The Better Business Bureau (BBB) International Investigations Initiative released a report titled “Is That Email Really From ‘The Boss’? The Explosion of Business Email Compromise (BEC) Scams” this past September detailing the staggering losses that U.S. and Canadian companies have experienced due to compromised business email.

As summarized in the study, the reported losses (there are many unreported cases, per this report) show that U.S. company losses are in the billions while Canadian companies are in the tens of millions in losses. There is also a note about several Australian companies going out of business due to freight forwarding scams (a type of BEC fraud).

The study highlights recent arrests made, how BEC scams are perpetrated and how companies can report to law enforcement. The study also emphasizes the need for further verification when payments are requested and emphasizes the importance of employee training to recognize these types of schemes.

In order to protect yourself and your company from a BEC attack, you should stay up to date on different tactics and techniques used by fraudsters. Here are a few key pieces of information included in the BBB report that you should know about BEC scams.

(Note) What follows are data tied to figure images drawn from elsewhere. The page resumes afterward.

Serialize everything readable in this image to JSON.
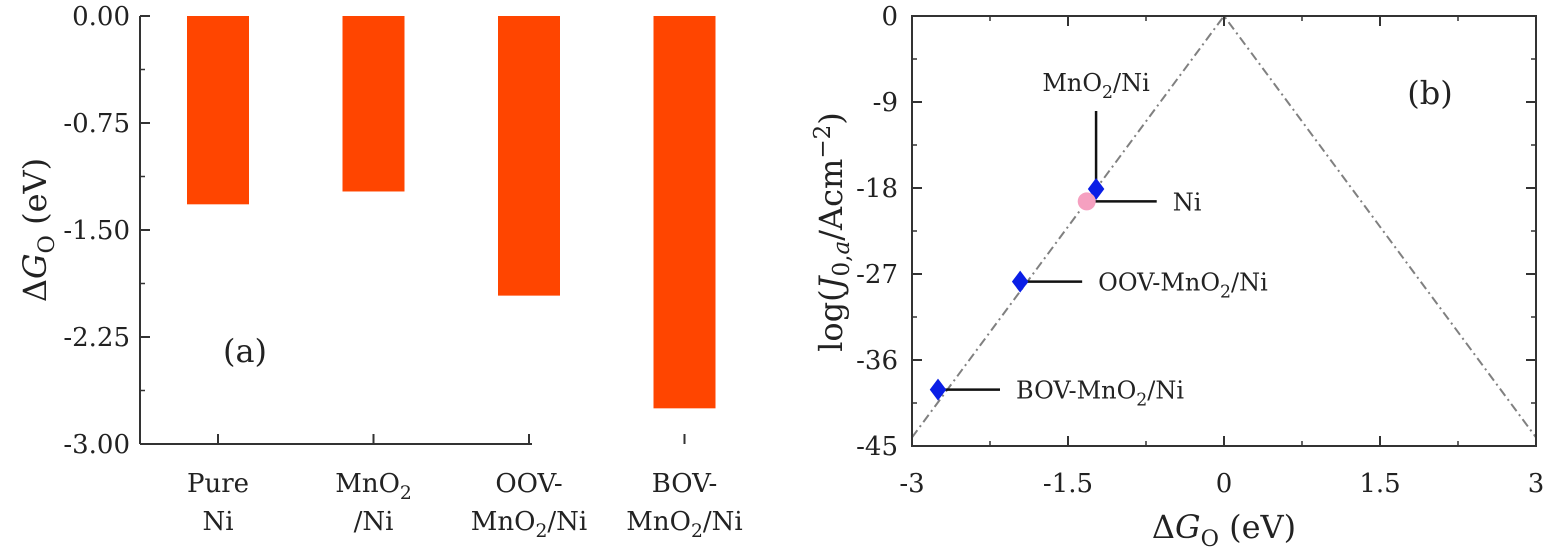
{
  "chart_data": [
    {
      "type": "bar",
      "panel_label": "(a)",
      "ylabel": "ΔG",
      "ylabel_sub": "O",
      "ylabel_unit": " (eV)",
      "ylim": [
        -3.0,
        0.0
      ],
      "yticks": [
        "0.00",
        "-0.75",
        "-1.50",
        "-2.25",
        "-3.00"
      ],
      "ytick_values": [
        0.0,
        -0.75,
        -1.5,
        -2.25,
        -3.0
      ],
      "categories": [
        {
          "lines": [
            [
              {
                "t": "Pure"
              }
            ],
            [
              {
                "t": "Ni"
              }
            ]
          ]
        },
        {
          "lines": [
            [
              {
                "t": "MnO"
              },
              {
                "t": "2",
                "sub": true
              }
            ],
            [
              {
                "t": "/Ni"
              }
            ]
          ]
        },
        {
          "lines": [
            [
              {
                "t": "OOV-"
              }
            ],
            [
              {
                "t": "MnO"
              },
              {
                "t": "2",
                "sub": true
              },
              {
                "t": "/Ni"
              }
            ]
          ]
        },
        {
          "lines": [
            [
              {
                "t": "BOV-"
              }
            ],
            [
              {
                "t": "MnO"
              },
              {
                "t": "2",
                "sub": true
              },
              {
                "t": "/Ni"
              }
            ]
          ]
        }
      ],
      "values": [
        -1.32,
        -1.23,
        -1.96,
        -2.75
      ],
      "bar_color": "#ff4500"
    },
    {
      "type": "scatter",
      "panel_label": "(b)",
      "xlabel": "ΔG",
      "xlabel_sub": "O",
      "xlabel_unit": " (eV)",
      "ylabel_parts": [
        {
          "t": "log("
        },
        {
          "t": "J",
          "italic": true
        },
        {
          "t": "0,",
          "sub": true
        },
        {
          "t": "a",
          "sub": true,
          "italic": true
        },
        {
          "t": "/Acm"
        },
        {
          "t": "−2",
          "sup": true
        },
        {
          "t": ")"
        }
      ],
      "xlim": [
        -3,
        3
      ],
      "ylim": [
        -45,
        0
      ],
      "xticks": [
        "-3",
        "-1.5",
        "0",
        "1.5",
        "3"
      ],
      "xtick_values": [
        -3,
        -1.5,
        0,
        1.5,
        3
      ],
      "yticks": [
        "0",
        "-9",
        "-18",
        "-27",
        "-36",
        "-45"
      ],
      "ytick_values": [
        0,
        -9,
        -18,
        -27,
        -36,
        -45
      ],
      "volcano_line": {
        "peak": [
          0,
          0
        ],
        "slope": 14.7,
        "color": "#808080",
        "style": "dash-dot"
      },
      "points": [
        {
          "label": [
            {
              "t": "MnO"
            },
            {
              "t": "2",
              "sub": true
            },
            {
              "t": "/Ni"
            }
          ],
          "x": -1.23,
          "y": -18.1,
          "marker": "diamond",
          "color": "#0a1ee6",
          "annotation": "above"
        },
        {
          "label": [
            {
              "t": "Ni"
            }
          ],
          "x": -1.32,
          "y": -19.4,
          "marker": "circle",
          "color": "#f5a0c0",
          "annotation": "right"
        },
        {
          "label": [
            {
              "t": "OOV-MnO"
            },
            {
              "t": "2",
              "sub": true
            },
            {
              "t": "/Ni"
            }
          ],
          "x": -1.96,
          "y": -27.8,
          "marker": "diamond",
          "color": "#0a1ee6",
          "annotation": "right"
        },
        {
          "label": [
            {
              "t": "BOV-MnO"
            },
            {
              "t": "2",
              "sub": true
            },
            {
              "t": "/Ni"
            }
          ],
          "x": -2.75,
          "y": -39.1,
          "marker": "diamond",
          "color": "#0a1ee6",
          "annotation": "right"
        }
      ]
    }
  ]
}
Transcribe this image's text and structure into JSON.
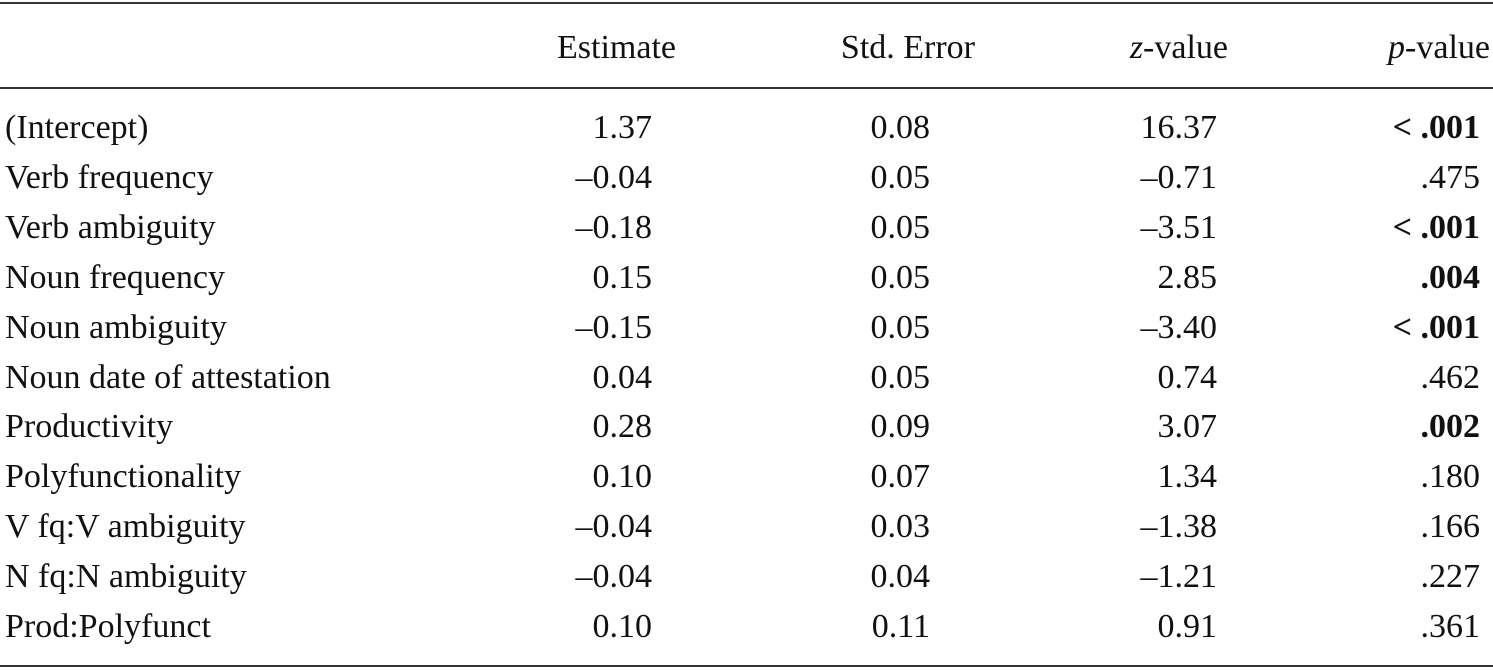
{
  "table": {
    "columns": [
      "Estimate",
      "Std. Error",
      "z-value",
      "p-value"
    ],
    "rows": [
      {
        "label": "(Intercept)",
        "cells": [
          "1.37",
          "0.08",
          "16.37",
          "< .001"
        ],
        "bold": true
      },
      {
        "label": "Verb frequency",
        "cells": [
          "–0.04",
          "0.05",
          "–0.71",
          ".475"
        ],
        "bold": false
      },
      {
        "label": "Verb ambiguity",
        "cells": [
          "–0.18",
          "0.05",
          "–3.51",
          "< .001"
        ],
        "bold": true
      },
      {
        "label": "Noun frequency",
        "cells": [
          "0.15",
          "0.05",
          "2.85",
          ".004"
        ],
        "bold": true
      },
      {
        "label": "Noun ambiguity",
        "cells": [
          "–0.15",
          "0.05",
          "–3.40",
          "< .001"
        ],
        "bold": true
      },
      {
        "label": "Noun date of attestation",
        "cells": [
          "0.04",
          "0.05",
          "0.74",
          ".462"
        ],
        "bold": false
      },
      {
        "label": "Productivity",
        "cells": [
          "0.28",
          "0.09",
          "3.07",
          ".002"
        ],
        "bold": true
      },
      {
        "label": "Polyfunctionality",
        "cells": [
          "0.10",
          "0.07",
          "1.34",
          ".180"
        ],
        "bold": false
      },
      {
        "label": "V fq:V ambiguity",
        "cells": [
          "–0.04",
          "0.03",
          "–1.38",
          ".166"
        ],
        "bold": false
      },
      {
        "label": "N fq:N ambiguity",
        "cells": [
          "–0.04",
          "0.04",
          "–1.21",
          ".227"
        ],
        "bold": false
      },
      {
        "label": "Prod:Polyfunct",
        "cells": [
          "0.10",
          "0.11",
          "0.91",
          ".361"
        ],
        "bold": false
      }
    ]
  }
}
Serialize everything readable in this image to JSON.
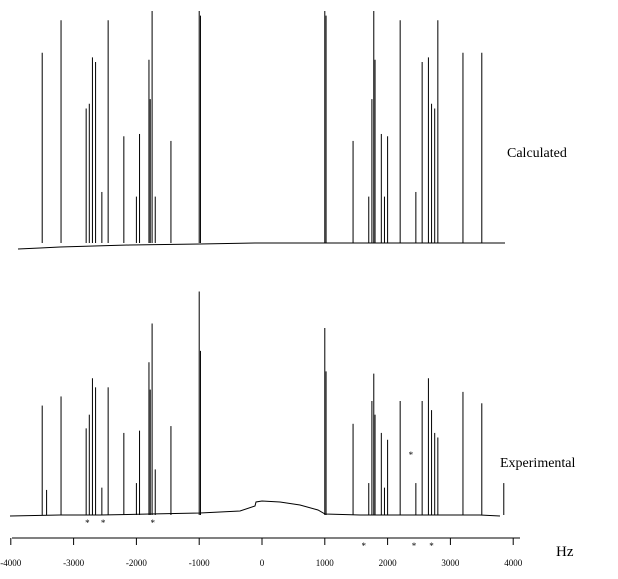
{
  "chart_data": {
    "type": "line",
    "title": "",
    "xlabel": "Hz",
    "ylabel": "",
    "xlim": [
      -4000,
      4000
    ],
    "xticks": [
      -4000,
      -3000,
      -2000,
      -1000,
      0,
      1000,
      2000,
      3000,
      4000
    ],
    "xtick_labels": [
      "-4000",
      "-3000",
      "-2000",
      "-1000",
      "0",
      "1000",
      "2000",
      "3000",
      "4000"
    ],
    "series": [
      {
        "name": "Calculated",
        "peaks_hz": [
          -3500,
          -3200,
          -2800,
          -2750,
          -2700,
          -2650,
          -2550,
          -2450,
          -2200,
          -2000,
          -1950,
          -1800,
          -1780,
          -1750,
          -1700,
          -1450,
          -1000,
          -980,
          1000,
          1020,
          1450,
          1700,
          1750,
          1780,
          1800,
          1900,
          1950,
          2000,
          2200,
          2450,
          2550,
          2650,
          2700,
          2750,
          2800,
          3200,
          3500
        ],
        "heights": [
          0.82,
          0.96,
          0.58,
          0.6,
          0.8,
          0.78,
          0.22,
          0.96,
          0.46,
          0.2,
          0.47,
          0.79,
          0.62,
          1.0,
          0.2,
          0.44,
          1.0,
          0.98,
          1.0,
          0.98,
          0.44,
          0.2,
          0.62,
          1.0,
          0.79,
          0.47,
          0.2,
          0.46,
          0.96,
          0.22,
          0.78,
          0.8,
          0.6,
          0.58,
          0.96,
          0.82,
          0.82
        ]
      },
      {
        "name": "Experimental",
        "peaks_hz": [
          -3500,
          -3430,
          -3200,
          -2800,
          -2750,
          -2700,
          -2650,
          -2550,
          -2450,
          -2200,
          -2000,
          -1950,
          -1800,
          -1780,
          -1750,
          -1700,
          -1450,
          -1000,
          -980,
          1000,
          1020,
          1450,
          1700,
          1750,
          1780,
          1800,
          1900,
          1950,
          2000,
          2200,
          2450,
          2550,
          2650,
          2700,
          2750,
          2800,
          3200,
          3500,
          3850
        ],
        "heights": [
          0.48,
          0.11,
          0.52,
          0.38,
          0.44,
          0.6,
          0.56,
          0.12,
          0.56,
          0.36,
          0.14,
          0.37,
          0.67,
          0.55,
          0.84,
          0.2,
          0.39,
          0.98,
          0.72,
          0.82,
          0.63,
          0.4,
          0.14,
          0.5,
          0.62,
          0.44,
          0.36,
          0.12,
          0.33,
          0.5,
          0.14,
          0.5,
          0.6,
          0.46,
          0.36,
          0.34,
          0.54,
          0.49,
          0.14
        ]
      }
    ],
    "annotations": [
      "*",
      "*",
      "*",
      "*",
      "*",
      "*",
      "*"
    ]
  }
}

  1. Falling for the first email: BEC attacks are 10 times more likely to produce a victim if the target answers an initial probe email.
  2. Common words and phrases: It helps to know the type of language that fraudsters will use to increase urgency and make their email sound more official. Here are some words and phrases to look out for: “request” (36%), “follow up” (14%),“urgent” or “important” (12%), and “are you available?” or “are you at your desk?” (10%).
  3. The effectiveness of training: Before training, employees are 30% likely to click on a malicious link contained within a BEC email. After training, only 2% are likely to click on a link.
  4. Lead generation use: It was found that some fraudsters used lead generation services and even signed up for free trails to obtain company and employee information, including names, email addresses and job titles. With these types of services, this information did not come from a breach nor had it been stolen. Rather, it was offered through other companies as a business service.
  5. Cyber insurance: This report showed that while few insurance companies cover social engineering, the organizations that do have this coverage available have opted out.
  6. Detection: It was noted that programs that are setup to detect spam email and phishing attempts are monitoring for computers that send large volumes of email and may not detect BEC attempts, as they are specifically targeted and are not usually sent out in large volumes. BEC emails often slip through the cracks because they are well-crafted and specific to the recipient.
  7. Email domains: This study noted that a security company found domains well into the millions that were very similar to those of real companies. Setting up these domains was very simple and not expensive to create. Always closely study the domain name of an unexpected email, especially when the sender is asking for money or requesting you to take a specific action like opening a file or clicking on a link.

A review of email security settings, additional monitoring layering and accounts payable procedures can go a long way in deterring a BEC attack by those attempting to divert company funds. As the anti-fraud expert in your organization, you’ve got a huge responsibility to ensure that each person — from the new hire to the CEO — understands the potentially devastating effects of a BEC scam. Education truly is the key.